Yeah. It's amazing. Once systems start operating at scale, just how much, like, how many patterns exist within them. And so spotting, like, anomalous data access or, like, hey.
That user never done that before or, you know, that's a big mass export that's not normally expected. Okay. What's going on there? Like, how quickly those things can scream out at you if you've got the right the right systems in place to protect you?
I guess the the obvious question with this one is, how do you balance, you know, the all those who are competing interest? Balance the speed of how long you take to test, how long you take to to think about security and review those things versus getting stuff into production. Do you have any advice for teams as they as they try to, not grain to a halt? But Yeah. And I just the vulnerability.

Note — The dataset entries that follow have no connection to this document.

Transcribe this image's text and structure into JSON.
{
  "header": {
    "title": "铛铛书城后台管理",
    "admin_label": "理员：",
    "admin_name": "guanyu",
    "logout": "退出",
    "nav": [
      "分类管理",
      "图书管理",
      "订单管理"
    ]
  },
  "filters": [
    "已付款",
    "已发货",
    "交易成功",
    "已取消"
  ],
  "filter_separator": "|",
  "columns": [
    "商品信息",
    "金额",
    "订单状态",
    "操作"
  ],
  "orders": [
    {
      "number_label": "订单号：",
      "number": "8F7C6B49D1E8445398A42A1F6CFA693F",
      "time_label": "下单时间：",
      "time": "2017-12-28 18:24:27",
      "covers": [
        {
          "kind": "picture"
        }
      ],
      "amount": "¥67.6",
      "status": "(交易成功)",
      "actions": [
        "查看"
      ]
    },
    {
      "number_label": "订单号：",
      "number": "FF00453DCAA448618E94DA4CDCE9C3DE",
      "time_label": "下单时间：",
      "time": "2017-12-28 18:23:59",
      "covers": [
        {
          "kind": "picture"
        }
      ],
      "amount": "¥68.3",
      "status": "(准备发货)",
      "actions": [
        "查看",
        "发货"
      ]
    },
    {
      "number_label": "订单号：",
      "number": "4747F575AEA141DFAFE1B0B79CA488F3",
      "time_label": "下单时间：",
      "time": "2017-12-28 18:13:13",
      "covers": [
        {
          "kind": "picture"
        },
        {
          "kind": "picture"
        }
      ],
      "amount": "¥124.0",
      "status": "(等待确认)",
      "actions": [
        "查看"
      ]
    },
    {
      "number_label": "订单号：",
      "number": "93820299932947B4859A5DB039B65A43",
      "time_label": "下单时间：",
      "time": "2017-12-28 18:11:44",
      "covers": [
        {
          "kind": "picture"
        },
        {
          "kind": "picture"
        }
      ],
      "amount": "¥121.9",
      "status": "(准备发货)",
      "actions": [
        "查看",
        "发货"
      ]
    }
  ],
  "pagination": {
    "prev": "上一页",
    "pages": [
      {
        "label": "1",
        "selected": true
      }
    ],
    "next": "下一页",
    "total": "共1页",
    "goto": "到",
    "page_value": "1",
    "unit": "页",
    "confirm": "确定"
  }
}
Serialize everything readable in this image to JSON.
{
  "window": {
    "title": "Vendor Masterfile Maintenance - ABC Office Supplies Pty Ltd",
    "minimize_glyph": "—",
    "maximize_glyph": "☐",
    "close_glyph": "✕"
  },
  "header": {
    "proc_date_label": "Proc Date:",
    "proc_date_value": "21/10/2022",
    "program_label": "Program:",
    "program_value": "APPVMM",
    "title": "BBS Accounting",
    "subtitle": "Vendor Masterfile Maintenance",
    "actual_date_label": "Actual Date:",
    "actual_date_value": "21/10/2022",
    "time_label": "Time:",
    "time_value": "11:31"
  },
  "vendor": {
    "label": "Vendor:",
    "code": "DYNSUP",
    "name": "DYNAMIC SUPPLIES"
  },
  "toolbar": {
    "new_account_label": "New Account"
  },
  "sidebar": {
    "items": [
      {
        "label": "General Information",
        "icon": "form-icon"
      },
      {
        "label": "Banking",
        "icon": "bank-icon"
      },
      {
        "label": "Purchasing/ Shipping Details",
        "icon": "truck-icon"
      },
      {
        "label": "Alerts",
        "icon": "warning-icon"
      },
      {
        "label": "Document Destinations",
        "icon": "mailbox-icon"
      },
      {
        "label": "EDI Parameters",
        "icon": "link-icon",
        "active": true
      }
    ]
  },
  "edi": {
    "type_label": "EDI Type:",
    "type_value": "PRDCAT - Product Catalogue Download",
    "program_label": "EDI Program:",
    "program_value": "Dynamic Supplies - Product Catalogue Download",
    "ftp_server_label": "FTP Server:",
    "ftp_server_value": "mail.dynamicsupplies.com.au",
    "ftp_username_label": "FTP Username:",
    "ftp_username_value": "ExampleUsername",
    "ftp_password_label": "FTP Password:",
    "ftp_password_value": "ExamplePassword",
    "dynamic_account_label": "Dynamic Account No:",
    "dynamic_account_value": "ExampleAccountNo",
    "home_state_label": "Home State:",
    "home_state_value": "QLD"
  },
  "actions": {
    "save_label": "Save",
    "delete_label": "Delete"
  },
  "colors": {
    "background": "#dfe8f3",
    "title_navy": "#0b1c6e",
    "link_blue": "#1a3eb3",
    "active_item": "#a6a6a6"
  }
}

I I I, it's a great question. I mean, I it was kinda going back to the earlier point. It's not necessarily the kind of thing that you need to stop everything you're doing and build this this big ginormous system.
Like we said, identify the areas that are of, like, most bottleneck for you right now or are causing that you've seen where we're causing the most problems and focus there.
I think it's also important to have a way go kinda going back to observability on the operational side to have a way to measure and monitor, the the operational side of this. So, like, how are we doing as far as getting changes deployed at what frequency and at what error rates? And and there's a a whole set of metrics that we're probably familiar with around around the Astora metrics, which is a way to, like, kinda measure and not just measure, but see trends over time. So you can see if we're seeing improvements.
Like, we can see if, okay, we implemented this kind of change to our process. Are we seeing improvements, in overall quality of what we're putting out there? A number of failures that we're finding in production. And I hopefully, ideally, like, that's what we're gonna see.
That's the result that we're looking for kinda taking it a little bit back to the beginning here, which is, like, why are we doing this?
And then we wanna see those results.
That's awesome. I'm yeah. We we're big fans of of the newer metrics as well. We, shared with my colleagues at Gear said that do the state of Salesforce DevOps survey, and, I've been tracking those over a number of years.
And I guess, like, this is this is a really, really exciting time for for DevOps for me. And when we started Gearset, you you actually couldn't use the word DevOps in the Salesforce ecosystem. It hadn't it hadn't really reached that, you know, critical understanding yet. We just talked about deployments.
And then for a bunch of years, we've been talking about DevOps, but, actually, there's still been an over indexing, I think, on on deployments and its its criticality. And I think as as the ecosystem evolves, you start to see all these other things come in. So, yeah, I could talk about this stuff all day with you and, and, getting your perspective. So thank you thank you very much for for taking the time to do this, and, really, really, really appreciate, you sharing your knowledge with ecosystem.